What happens in the case of TCP when the remote end hasn't acked the data yet?

I'm assuming this is an IPC case. If not then sosend(9) (ah yes, it's not a system call) would have to devolve into a proper sendmsg(). The memory might still be held onto by the kernel until sent and ack'ed.

The mechanism for completion notification (when the data is ack'ed in the non-IPC case, or when the data is unmapped in the IPC case) would be kqueue- or epoll- or whatever-based.

In any case, I'm skeptical of CoW for this. The problem is that on today's CPUs any manipulation of memory mappings is just expensive. I'm even more skeptical of loaning w/o CoW -- its semantics rub me very much the wrong way (see ZFS experience with writing through mmaps). So I'm inclined to suspect this path is just not worthwhile for sockets. (sendfile(2) is different because there is no loaning there as the blocks to [read, if not already read, and then] send are in the same address space already.) I'll be very happy to be very wrong about this because indeed, it feels wrong that copying should be faster than loaning, and CoW feels so right.

I should have looked at the source before posting, NetBSD can loan pages to the kernel within sosend().

Uvm used to be really cool, when there was only one core and one memory map.

Then those busybody CPU manufacturers gave us lots of cores, and each core its own TLB, and then we had to trash everybody's TLB whenever somebody re-mapped something.
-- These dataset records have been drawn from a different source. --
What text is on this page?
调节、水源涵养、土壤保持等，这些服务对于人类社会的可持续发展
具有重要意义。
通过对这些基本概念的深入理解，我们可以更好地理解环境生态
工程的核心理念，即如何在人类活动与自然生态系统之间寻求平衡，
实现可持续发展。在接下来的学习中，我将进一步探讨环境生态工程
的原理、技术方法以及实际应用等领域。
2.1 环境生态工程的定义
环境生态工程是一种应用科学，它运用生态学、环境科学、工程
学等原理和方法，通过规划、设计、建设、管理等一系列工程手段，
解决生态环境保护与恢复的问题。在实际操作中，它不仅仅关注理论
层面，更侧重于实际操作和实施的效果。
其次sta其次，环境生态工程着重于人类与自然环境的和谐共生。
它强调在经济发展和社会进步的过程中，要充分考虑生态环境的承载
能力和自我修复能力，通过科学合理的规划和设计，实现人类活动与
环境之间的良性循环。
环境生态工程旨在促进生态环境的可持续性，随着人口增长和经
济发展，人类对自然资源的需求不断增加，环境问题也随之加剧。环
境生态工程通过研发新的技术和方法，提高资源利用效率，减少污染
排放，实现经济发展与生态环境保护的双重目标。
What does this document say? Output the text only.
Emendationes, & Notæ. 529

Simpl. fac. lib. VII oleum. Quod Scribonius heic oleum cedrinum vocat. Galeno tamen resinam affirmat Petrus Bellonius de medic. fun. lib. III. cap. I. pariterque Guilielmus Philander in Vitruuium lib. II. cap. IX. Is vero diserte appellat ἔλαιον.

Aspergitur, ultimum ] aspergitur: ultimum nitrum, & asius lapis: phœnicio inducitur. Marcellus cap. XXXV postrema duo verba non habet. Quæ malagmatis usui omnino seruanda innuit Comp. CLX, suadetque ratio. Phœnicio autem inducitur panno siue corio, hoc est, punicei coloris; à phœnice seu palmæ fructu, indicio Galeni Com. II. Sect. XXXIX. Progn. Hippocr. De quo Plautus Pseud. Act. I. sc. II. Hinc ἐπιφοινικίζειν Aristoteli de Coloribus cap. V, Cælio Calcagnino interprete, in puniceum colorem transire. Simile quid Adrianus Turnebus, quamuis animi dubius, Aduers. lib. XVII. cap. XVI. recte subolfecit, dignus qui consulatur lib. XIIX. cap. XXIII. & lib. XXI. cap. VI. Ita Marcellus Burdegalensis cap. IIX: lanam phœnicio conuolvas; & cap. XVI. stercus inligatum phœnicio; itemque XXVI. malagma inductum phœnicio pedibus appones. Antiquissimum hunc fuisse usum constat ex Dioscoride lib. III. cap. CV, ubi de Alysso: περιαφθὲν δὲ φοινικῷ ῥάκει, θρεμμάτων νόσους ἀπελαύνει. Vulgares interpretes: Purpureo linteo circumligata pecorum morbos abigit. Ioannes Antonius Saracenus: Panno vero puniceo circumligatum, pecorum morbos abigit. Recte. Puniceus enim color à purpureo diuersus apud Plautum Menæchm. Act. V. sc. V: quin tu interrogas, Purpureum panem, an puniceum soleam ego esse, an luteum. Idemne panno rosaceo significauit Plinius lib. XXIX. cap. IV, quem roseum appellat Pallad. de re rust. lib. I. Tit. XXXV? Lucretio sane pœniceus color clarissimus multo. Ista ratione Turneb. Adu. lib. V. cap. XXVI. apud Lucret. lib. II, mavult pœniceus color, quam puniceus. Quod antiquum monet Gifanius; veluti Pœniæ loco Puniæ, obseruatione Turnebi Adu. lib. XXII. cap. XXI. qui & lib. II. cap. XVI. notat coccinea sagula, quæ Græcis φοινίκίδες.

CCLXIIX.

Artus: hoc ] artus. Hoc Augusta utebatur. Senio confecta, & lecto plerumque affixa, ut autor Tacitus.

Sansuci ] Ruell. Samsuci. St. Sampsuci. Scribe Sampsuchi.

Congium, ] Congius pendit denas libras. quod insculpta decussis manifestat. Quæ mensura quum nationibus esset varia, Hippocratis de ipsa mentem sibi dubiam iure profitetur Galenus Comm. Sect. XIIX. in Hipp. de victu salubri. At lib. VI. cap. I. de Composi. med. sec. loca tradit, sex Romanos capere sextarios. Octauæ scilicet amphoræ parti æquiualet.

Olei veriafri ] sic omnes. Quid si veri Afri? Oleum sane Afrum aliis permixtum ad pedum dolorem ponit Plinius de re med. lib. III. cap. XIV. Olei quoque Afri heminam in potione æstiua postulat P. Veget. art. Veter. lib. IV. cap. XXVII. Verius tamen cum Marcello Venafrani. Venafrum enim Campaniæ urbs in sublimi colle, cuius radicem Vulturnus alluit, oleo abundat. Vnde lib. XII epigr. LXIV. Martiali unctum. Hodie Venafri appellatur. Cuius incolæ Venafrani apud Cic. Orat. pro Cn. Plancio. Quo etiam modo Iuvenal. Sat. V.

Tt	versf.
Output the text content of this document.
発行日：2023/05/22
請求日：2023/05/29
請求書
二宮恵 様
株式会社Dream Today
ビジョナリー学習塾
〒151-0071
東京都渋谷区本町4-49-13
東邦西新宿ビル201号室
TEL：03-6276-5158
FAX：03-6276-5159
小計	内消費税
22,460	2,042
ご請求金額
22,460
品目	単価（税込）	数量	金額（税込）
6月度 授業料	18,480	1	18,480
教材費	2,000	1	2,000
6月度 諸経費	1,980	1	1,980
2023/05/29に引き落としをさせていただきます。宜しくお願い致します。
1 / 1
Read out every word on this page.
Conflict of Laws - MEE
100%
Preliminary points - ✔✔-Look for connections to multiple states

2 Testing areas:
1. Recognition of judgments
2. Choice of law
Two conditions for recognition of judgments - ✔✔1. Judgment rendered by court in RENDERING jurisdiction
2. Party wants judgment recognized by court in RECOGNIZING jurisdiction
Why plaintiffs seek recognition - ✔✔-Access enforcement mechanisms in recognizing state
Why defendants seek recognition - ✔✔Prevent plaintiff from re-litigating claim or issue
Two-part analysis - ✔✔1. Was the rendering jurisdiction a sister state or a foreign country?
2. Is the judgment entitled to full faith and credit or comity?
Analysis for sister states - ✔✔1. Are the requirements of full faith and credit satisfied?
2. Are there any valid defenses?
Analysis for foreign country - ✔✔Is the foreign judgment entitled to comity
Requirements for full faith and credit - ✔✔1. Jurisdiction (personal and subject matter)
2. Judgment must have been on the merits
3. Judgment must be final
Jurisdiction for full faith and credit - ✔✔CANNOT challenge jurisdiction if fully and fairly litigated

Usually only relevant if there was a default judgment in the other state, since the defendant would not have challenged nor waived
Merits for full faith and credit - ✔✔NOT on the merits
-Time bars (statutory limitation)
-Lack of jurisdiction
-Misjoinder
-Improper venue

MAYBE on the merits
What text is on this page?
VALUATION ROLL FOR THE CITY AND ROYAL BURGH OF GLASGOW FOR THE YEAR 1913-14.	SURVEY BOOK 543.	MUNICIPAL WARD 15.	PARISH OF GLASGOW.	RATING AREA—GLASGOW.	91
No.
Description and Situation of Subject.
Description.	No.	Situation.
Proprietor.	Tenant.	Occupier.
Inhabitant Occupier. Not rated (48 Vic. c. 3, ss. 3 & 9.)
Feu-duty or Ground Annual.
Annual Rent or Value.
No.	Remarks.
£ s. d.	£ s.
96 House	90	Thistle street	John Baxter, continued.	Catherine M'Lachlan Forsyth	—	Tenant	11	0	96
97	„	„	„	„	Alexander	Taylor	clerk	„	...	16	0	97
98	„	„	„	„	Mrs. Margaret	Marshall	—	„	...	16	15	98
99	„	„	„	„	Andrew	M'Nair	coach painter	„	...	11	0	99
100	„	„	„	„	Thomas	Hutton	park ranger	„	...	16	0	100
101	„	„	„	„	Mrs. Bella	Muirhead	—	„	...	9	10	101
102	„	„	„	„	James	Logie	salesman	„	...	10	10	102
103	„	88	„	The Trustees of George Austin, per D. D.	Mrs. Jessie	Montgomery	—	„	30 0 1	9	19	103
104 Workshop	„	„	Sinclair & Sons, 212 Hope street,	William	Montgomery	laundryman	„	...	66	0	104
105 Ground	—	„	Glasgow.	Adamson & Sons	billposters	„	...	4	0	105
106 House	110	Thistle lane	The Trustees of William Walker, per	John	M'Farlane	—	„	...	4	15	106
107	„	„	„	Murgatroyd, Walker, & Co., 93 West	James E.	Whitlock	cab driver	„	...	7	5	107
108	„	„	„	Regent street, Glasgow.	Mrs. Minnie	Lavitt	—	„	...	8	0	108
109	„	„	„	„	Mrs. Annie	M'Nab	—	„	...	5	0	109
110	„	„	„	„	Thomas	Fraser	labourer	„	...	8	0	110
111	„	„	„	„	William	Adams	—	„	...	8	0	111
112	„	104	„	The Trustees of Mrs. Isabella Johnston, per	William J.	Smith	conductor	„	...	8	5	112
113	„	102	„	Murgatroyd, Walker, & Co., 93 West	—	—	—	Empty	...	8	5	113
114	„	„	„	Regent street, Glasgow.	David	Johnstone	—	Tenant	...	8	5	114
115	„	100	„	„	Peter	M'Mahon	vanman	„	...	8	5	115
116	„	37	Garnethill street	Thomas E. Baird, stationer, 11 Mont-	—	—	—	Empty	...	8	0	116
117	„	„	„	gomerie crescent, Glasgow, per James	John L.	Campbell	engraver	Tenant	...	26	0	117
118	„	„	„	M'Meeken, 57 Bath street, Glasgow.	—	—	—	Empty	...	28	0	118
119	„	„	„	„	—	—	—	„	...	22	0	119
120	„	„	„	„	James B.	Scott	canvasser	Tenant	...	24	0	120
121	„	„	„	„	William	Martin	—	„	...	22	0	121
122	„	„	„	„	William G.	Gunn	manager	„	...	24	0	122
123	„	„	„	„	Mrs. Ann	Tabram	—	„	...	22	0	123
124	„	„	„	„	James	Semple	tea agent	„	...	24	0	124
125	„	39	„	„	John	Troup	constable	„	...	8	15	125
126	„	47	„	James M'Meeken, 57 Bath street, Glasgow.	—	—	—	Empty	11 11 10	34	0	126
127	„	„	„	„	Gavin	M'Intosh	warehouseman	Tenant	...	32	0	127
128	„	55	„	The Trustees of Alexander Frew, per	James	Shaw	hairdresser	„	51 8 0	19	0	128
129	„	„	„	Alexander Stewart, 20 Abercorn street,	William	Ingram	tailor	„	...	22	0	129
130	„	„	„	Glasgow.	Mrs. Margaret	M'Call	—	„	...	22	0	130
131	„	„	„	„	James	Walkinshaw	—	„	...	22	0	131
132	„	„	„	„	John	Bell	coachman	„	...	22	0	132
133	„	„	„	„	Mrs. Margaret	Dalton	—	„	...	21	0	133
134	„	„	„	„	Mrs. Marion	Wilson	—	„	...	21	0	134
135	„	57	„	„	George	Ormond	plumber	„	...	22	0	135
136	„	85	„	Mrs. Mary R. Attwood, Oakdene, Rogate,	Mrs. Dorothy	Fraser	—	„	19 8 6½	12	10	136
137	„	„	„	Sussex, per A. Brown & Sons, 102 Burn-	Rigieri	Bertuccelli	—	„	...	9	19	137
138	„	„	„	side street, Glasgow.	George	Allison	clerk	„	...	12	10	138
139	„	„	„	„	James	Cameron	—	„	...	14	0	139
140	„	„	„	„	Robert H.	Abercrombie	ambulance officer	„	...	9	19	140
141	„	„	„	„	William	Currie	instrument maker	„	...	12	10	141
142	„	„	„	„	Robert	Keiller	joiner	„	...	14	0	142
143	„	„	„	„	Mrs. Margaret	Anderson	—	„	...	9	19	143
That made working by flapping page mappings slow everything else down, and UVM became a specialist technique for embedded systems small enough to have just one core, but big enough to have mapped memory.

Meanwhile, memory systems have got better and better at copying -- mostly just by adding bandwidth, but also by having lots of registers to slurp bytes into and spew out elsewhere -- to the point that gymnastics to avoid copying are often slower than just copying.